The former Minister of Power, Prof Barth Nnaji, on Thursday, called on the Federal Government to establish an agency that will see to the deployment of Information and Communications Technology in Nigerian hospitals revealing that the government is yet to appreciate the use of technology in health care delivery.
Nnaji made the call while delivering a Keynote address at the first matriculation ceremony of Central Washington College, Enugu, held on Saturday, according to a statement by the President of the College, Prof Augustine Akube, and issued on Thursday.
He was quoted to have said that the Nigerian government had not seen tech as a vehicle that can drive health and provide good healthcare facilities for the citizenry.
“Presently, only a few teaching hospitals or medical centres have websites. The Nigerian government could perhaps support the use of ICT in health care delivery systems by establishing an agency that will see to the deployment of ICT in Nigerian hospitals. This should aim to ease delivery of health care by allowing staff and patient records to be kept in a database and accessed online.”
Speaking on the topic, “Nigeria at the Age of Digital Health: Possibilities and Dilemmas,” the chairman of Geometric Power, said that “Digital health-related education skills, knowledge, and competencies are needed at all levels of healthcare to fast-track equipping the current health workforce (health workforce and health ICT workforce) with the needed skills, knowledge, and competencies to successfully implement the Nigerian digital health strategy beyond 2022.”
“The world in which we live today has been changed by the advancement of digital technology. It has the potential to transform radically the delivery of health care and to assist in defining strategies to address future health problems.

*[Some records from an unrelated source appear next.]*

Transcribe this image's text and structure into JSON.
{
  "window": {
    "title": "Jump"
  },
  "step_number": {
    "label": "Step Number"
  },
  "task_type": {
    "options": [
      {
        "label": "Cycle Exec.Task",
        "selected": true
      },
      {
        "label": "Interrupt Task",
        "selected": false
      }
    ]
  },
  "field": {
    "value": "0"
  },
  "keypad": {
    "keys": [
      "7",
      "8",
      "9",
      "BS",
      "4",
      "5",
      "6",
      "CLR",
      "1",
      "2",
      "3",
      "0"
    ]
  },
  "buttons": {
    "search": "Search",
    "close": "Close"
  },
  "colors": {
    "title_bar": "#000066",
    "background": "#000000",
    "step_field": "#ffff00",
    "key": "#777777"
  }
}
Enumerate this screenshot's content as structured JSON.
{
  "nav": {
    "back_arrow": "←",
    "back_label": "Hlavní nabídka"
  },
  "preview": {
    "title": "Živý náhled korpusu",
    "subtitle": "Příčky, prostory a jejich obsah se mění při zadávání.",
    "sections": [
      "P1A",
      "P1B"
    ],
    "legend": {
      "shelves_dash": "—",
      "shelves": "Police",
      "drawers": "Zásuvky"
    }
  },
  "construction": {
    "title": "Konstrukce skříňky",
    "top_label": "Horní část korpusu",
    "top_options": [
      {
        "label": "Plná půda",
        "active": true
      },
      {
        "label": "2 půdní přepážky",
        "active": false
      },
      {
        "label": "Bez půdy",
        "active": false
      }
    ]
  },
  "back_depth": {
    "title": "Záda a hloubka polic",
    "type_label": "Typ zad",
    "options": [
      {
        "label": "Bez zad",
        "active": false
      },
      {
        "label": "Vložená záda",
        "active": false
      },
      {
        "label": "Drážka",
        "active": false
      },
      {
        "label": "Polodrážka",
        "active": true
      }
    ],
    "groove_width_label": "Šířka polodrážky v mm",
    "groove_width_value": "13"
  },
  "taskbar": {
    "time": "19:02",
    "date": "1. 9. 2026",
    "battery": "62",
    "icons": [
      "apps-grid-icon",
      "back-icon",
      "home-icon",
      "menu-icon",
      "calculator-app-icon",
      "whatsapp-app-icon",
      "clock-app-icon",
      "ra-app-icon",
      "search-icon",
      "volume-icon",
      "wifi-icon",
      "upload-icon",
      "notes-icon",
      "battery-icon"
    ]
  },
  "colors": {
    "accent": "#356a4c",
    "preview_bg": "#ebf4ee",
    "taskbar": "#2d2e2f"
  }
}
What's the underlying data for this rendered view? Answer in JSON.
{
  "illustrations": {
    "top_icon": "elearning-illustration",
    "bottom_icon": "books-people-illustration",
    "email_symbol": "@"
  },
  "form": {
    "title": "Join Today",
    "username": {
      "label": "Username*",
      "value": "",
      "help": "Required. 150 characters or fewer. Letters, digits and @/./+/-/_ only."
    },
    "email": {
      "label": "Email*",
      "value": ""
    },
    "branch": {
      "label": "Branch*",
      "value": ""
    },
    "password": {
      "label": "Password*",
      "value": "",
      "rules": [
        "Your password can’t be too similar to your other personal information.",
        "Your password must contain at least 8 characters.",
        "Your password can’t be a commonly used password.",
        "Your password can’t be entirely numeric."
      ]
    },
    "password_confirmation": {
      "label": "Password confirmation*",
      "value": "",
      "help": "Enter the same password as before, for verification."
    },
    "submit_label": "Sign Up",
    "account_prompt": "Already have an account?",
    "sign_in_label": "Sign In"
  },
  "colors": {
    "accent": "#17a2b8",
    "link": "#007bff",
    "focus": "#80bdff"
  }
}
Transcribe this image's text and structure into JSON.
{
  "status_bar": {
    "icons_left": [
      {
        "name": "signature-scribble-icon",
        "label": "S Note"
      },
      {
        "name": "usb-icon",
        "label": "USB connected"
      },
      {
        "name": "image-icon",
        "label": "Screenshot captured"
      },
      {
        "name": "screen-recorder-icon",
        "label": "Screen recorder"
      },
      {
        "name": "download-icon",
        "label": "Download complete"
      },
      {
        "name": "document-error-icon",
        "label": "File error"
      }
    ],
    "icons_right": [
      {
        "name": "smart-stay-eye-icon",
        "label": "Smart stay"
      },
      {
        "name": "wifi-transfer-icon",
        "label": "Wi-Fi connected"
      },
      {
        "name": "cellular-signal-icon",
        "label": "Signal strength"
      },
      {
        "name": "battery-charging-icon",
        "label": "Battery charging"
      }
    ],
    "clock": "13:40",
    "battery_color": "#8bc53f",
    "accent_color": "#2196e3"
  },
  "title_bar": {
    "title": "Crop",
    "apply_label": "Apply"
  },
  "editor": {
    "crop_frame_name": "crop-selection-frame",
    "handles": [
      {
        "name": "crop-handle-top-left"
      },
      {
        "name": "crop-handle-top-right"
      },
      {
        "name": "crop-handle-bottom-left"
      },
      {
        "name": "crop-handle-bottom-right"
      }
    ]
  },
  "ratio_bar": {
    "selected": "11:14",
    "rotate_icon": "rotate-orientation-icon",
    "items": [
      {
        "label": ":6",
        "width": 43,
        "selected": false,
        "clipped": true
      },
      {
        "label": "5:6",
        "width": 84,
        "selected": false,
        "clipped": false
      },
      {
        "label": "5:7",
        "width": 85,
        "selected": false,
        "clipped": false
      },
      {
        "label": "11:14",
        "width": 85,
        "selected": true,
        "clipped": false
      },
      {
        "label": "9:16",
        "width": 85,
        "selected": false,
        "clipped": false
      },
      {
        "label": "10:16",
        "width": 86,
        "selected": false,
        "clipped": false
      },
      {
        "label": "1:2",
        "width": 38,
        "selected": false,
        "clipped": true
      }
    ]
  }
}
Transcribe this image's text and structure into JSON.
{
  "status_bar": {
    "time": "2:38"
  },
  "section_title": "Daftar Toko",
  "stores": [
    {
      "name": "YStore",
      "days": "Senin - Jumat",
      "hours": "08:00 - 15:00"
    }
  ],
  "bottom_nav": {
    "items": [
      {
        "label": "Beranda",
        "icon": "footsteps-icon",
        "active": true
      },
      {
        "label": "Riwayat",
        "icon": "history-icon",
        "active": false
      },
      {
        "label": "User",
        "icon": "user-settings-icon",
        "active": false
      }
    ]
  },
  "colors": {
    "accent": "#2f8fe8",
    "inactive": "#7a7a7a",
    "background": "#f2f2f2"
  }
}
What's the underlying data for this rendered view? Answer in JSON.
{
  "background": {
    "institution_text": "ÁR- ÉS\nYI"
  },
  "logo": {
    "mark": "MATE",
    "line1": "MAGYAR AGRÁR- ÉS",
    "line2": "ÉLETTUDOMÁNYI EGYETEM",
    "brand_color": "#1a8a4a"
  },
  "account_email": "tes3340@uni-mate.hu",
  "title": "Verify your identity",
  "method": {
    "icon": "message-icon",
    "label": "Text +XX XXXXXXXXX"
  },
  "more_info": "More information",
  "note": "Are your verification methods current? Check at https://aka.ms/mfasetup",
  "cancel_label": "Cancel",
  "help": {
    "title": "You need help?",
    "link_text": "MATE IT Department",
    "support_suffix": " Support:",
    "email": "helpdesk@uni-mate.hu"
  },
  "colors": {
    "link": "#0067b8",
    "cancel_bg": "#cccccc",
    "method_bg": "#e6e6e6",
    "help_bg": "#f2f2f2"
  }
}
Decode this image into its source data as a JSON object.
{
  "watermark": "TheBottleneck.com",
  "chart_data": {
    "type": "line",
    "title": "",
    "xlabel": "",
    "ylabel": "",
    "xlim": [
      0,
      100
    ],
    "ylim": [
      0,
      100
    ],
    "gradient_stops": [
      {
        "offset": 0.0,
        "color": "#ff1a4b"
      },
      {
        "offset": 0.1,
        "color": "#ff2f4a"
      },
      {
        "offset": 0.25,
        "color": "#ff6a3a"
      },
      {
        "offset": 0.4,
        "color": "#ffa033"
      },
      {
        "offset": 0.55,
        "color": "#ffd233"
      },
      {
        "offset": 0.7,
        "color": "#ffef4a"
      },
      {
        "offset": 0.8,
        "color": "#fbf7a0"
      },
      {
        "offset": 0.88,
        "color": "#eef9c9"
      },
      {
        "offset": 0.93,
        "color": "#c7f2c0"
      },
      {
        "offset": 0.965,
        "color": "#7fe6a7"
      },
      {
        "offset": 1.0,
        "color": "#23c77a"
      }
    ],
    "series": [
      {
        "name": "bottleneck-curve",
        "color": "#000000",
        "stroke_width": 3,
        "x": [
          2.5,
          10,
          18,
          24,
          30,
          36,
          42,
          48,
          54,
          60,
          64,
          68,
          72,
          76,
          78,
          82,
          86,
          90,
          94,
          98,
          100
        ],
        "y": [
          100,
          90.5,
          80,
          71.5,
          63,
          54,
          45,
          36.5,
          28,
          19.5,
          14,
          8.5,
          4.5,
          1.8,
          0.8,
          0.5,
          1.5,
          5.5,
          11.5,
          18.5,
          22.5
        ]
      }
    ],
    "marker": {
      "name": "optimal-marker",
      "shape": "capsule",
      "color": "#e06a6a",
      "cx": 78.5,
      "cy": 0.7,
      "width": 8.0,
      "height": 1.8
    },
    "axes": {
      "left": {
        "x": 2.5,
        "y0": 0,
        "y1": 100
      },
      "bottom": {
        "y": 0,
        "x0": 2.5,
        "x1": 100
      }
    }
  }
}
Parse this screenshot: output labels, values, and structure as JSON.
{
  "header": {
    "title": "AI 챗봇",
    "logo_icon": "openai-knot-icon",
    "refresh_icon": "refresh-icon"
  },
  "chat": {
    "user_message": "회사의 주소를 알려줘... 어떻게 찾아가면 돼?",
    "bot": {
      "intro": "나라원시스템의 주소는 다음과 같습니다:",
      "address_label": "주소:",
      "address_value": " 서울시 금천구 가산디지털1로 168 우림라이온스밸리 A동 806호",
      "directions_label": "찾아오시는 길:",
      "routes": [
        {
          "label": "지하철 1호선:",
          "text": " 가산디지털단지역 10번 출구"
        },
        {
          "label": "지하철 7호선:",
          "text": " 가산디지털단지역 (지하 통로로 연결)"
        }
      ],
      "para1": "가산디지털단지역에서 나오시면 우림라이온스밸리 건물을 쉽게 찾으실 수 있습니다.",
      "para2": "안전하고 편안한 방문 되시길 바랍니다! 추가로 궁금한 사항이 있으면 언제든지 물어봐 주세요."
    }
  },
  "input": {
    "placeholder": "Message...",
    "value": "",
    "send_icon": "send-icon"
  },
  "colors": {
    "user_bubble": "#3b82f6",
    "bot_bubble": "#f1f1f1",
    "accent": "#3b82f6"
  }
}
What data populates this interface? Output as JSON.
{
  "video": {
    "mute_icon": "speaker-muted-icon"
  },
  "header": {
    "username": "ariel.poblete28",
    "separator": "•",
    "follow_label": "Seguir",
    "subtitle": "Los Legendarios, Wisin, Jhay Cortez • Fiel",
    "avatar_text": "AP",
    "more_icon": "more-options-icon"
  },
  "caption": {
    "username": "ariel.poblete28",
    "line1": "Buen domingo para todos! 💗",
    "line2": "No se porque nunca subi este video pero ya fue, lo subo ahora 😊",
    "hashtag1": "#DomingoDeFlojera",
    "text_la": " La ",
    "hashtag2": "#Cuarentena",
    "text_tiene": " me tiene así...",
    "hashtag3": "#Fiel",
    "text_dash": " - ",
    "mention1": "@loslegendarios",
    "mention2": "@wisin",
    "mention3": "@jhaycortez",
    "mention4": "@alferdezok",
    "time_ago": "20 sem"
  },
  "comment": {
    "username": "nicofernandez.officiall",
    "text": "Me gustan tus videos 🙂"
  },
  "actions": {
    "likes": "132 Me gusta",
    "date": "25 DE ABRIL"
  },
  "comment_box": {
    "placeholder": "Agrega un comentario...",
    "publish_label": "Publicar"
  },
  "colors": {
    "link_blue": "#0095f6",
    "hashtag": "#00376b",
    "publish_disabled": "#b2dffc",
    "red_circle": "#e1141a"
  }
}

“In line with the Government’s goal of providing Universal Health Coverage to the citizenry, the use of digital health and ICT as a tool cannot be overemphasised in negating all the hurdles to guarantee success in this regard,” he said.
In his address, the President/Founder of the institution, Professor Augustine Akubue, said he established the College because of the unwholesomeness and glaring decay in Nigeria’s educational system, especially in the areas of nursing/ health sciences and technology.
“This is made worse by the incessant industrial crisis between the Government and academics/ professionals in tertiary institutions which portend great danger to the society,” he said.
Akubue, a medical doctor and a consultant Professor of Public Health and Epidemiology, with the World Health Organisation, stated that statistics had shown that in the face of the increasing number of Nigerians seeking tertiary education in the last decade, only about 42 per cent of them could gain such admissions.
“The Central Washington College was birthed as an umbrella College of Nursing/Health Sciences and Technology which is committed to adding value to our educational system through purposeful contributions that would build a coterie of health forces with specialised skills in line with global practices.
Consequently, our drive to provide these specialised services as a notable private higher institution of learning is considered timely and welcome because it is one of the sure antidotes to the daily increasing rate of capital flight and brain drain, especially in Nigeria’s health sector.”
200 students matriculated during the matriculation ceremony held at the college auditorium.